Michael Graves chose a flag as the motif for his weathervane. The inspiration behind this theme originates in Italy, from a century old horse race called the Palio. Here, the beautiful banners and flags of the neighborhoods of Siena are displayed, a tradition as old as the Palio itself. These flags have been a source of inspiration for Graves in the past, and figure prominently in his work. This particular flag is exceptional. The banner itself is brilliant, sectioned into a magnificent spectrum of deep reds and soldier blues, accented with yellow stars and stripes. Made of sand-cast aluminum, the weathervane is 25” in height and 20 ¾” in length.

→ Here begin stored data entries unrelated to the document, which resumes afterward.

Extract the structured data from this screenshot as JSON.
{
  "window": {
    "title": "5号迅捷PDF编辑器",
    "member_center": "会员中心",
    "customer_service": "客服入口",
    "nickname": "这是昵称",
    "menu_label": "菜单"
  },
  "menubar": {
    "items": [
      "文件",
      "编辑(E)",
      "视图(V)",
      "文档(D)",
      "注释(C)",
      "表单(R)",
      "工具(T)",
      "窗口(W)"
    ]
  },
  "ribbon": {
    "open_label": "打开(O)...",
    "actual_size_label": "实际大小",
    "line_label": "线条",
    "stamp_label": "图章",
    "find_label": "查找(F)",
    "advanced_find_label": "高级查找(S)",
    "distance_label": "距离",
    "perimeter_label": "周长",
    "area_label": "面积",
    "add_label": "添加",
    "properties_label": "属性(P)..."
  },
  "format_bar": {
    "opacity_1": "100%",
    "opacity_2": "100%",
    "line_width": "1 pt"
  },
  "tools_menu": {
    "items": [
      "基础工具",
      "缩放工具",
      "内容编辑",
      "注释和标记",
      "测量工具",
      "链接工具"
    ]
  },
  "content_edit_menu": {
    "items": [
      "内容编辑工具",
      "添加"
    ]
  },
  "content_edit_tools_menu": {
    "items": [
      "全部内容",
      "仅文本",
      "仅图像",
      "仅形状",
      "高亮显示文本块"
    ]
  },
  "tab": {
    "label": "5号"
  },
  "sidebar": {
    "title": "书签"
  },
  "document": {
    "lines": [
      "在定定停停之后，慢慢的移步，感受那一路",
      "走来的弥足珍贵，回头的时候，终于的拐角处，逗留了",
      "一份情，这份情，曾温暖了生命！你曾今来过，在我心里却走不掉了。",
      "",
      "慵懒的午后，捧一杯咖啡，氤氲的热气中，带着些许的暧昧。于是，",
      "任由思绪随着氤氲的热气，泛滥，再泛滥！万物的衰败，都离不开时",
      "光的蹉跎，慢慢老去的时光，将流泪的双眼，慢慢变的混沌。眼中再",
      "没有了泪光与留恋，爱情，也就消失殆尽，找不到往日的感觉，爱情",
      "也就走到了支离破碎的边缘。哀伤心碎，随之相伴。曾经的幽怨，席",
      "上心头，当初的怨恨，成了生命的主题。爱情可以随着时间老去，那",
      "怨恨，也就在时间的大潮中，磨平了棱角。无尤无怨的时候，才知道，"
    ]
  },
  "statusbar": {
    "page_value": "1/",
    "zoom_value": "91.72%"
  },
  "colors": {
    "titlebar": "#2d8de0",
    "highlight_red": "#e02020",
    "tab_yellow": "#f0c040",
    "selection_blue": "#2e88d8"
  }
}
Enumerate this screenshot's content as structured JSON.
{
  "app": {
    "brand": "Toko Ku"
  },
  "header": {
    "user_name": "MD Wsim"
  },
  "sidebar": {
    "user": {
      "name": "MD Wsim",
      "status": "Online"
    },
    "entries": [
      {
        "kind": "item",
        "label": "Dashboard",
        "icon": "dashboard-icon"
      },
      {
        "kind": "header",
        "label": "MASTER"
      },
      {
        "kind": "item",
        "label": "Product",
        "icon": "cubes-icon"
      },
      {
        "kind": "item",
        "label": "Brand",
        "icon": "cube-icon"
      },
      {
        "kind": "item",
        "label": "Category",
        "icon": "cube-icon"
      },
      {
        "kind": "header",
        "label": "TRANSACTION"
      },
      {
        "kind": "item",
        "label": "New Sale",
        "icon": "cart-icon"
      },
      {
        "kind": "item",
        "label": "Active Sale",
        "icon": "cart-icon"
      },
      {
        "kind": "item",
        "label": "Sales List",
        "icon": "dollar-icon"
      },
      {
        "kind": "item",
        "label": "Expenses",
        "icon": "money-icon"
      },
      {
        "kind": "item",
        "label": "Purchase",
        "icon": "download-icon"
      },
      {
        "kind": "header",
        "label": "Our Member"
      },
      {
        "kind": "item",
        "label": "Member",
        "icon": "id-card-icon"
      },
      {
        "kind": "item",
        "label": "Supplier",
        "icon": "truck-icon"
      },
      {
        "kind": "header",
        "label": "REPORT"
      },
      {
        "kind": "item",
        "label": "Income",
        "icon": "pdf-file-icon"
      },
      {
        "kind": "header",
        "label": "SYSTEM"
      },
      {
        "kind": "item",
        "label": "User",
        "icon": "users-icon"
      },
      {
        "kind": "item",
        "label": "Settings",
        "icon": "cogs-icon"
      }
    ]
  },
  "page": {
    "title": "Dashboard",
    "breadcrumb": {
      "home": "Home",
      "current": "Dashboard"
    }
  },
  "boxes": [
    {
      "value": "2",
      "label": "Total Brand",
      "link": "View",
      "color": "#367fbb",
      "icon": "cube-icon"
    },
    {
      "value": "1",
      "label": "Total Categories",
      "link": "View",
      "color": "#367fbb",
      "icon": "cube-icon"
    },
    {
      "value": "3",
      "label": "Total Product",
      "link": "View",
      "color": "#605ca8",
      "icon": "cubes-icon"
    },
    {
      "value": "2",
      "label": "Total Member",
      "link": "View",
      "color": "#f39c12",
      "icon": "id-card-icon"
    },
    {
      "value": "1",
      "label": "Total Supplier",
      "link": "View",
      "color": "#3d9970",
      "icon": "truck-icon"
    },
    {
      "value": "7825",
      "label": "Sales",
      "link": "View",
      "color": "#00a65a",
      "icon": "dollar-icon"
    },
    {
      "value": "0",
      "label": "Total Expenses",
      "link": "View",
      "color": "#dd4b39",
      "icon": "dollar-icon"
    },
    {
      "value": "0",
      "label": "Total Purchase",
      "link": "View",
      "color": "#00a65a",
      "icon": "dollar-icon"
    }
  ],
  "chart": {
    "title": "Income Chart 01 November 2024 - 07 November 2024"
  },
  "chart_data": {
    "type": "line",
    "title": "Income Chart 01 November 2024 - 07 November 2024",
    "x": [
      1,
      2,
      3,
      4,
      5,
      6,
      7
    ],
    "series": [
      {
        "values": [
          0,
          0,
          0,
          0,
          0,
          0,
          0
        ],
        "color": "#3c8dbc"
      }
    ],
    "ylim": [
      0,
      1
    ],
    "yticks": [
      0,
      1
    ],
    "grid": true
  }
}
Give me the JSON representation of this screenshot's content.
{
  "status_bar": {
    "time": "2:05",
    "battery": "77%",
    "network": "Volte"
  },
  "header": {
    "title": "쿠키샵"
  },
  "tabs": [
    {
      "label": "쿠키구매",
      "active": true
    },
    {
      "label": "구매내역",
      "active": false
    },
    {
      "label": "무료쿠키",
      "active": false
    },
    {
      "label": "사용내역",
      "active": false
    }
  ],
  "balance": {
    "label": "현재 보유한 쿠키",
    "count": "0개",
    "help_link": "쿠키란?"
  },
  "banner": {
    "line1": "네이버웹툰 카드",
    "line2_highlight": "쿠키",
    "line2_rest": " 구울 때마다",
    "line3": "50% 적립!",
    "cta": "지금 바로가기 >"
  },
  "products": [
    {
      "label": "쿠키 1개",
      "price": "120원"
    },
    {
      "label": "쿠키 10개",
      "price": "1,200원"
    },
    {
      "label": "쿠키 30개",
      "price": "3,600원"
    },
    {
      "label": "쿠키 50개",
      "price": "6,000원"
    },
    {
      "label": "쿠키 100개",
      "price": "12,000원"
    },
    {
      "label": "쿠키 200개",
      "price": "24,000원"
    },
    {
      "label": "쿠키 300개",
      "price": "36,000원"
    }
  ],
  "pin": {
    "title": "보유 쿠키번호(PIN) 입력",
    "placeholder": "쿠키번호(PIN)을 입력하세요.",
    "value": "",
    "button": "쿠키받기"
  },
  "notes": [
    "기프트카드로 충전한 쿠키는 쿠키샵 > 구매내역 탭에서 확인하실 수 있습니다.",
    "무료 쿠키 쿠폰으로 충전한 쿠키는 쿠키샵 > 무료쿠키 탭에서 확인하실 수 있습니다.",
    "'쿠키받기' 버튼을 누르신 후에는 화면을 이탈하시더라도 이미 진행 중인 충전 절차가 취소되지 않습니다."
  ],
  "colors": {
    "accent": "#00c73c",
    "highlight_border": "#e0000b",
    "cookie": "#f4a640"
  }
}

Stanley Tigerman’s design is a wonderful and unusual angel, a cartoon-like character full of charm and wit. This humorous form is simultaneously an angel and a soldier, and androgynous figure implying the uncertainty of the ever changing winds. This angel is like a militant yet celestial sentry, watching over our homes and gardens from its perch.
Takenobu Igarashi is a designer and sculptor of international notability. His work is prominently displayed in the permanent design collection of the New York Museum of Modern Art as well as in other museums throughout the world. Igarashi, impassioned by the environmental movement, selected the whale as his motif because of its significance in the crusade to save the earth.
Smart Design is a New York based industrial design company known for being versatile, clever and avant-garde. Not surprisingly, Smart Design has created a weathervane that is bold and dramatic, with comic strip symbolism. Their fantastic creation is a flashy, gold lightning bolt, the directional was designed in the shape of a cloud, which is engraved with a single N, representing North.
This bath collection designed by Michael Graves features a soap dish, toothbrush cup, tissue box, picture frame, hand held mirror, door hooks, towel holders and toilet tissue dispensers.
Its inspiration comes from early Etruscan artifacts as can be witnessed in a slightly oversized soap dish and is carried forward throughout the Collection. The colors are soft…Ivory to compliment almost every environment, the rich color of amber that implies a “back to basics” earthtone, and mint and blue mist pastels that provide warmth and comfort.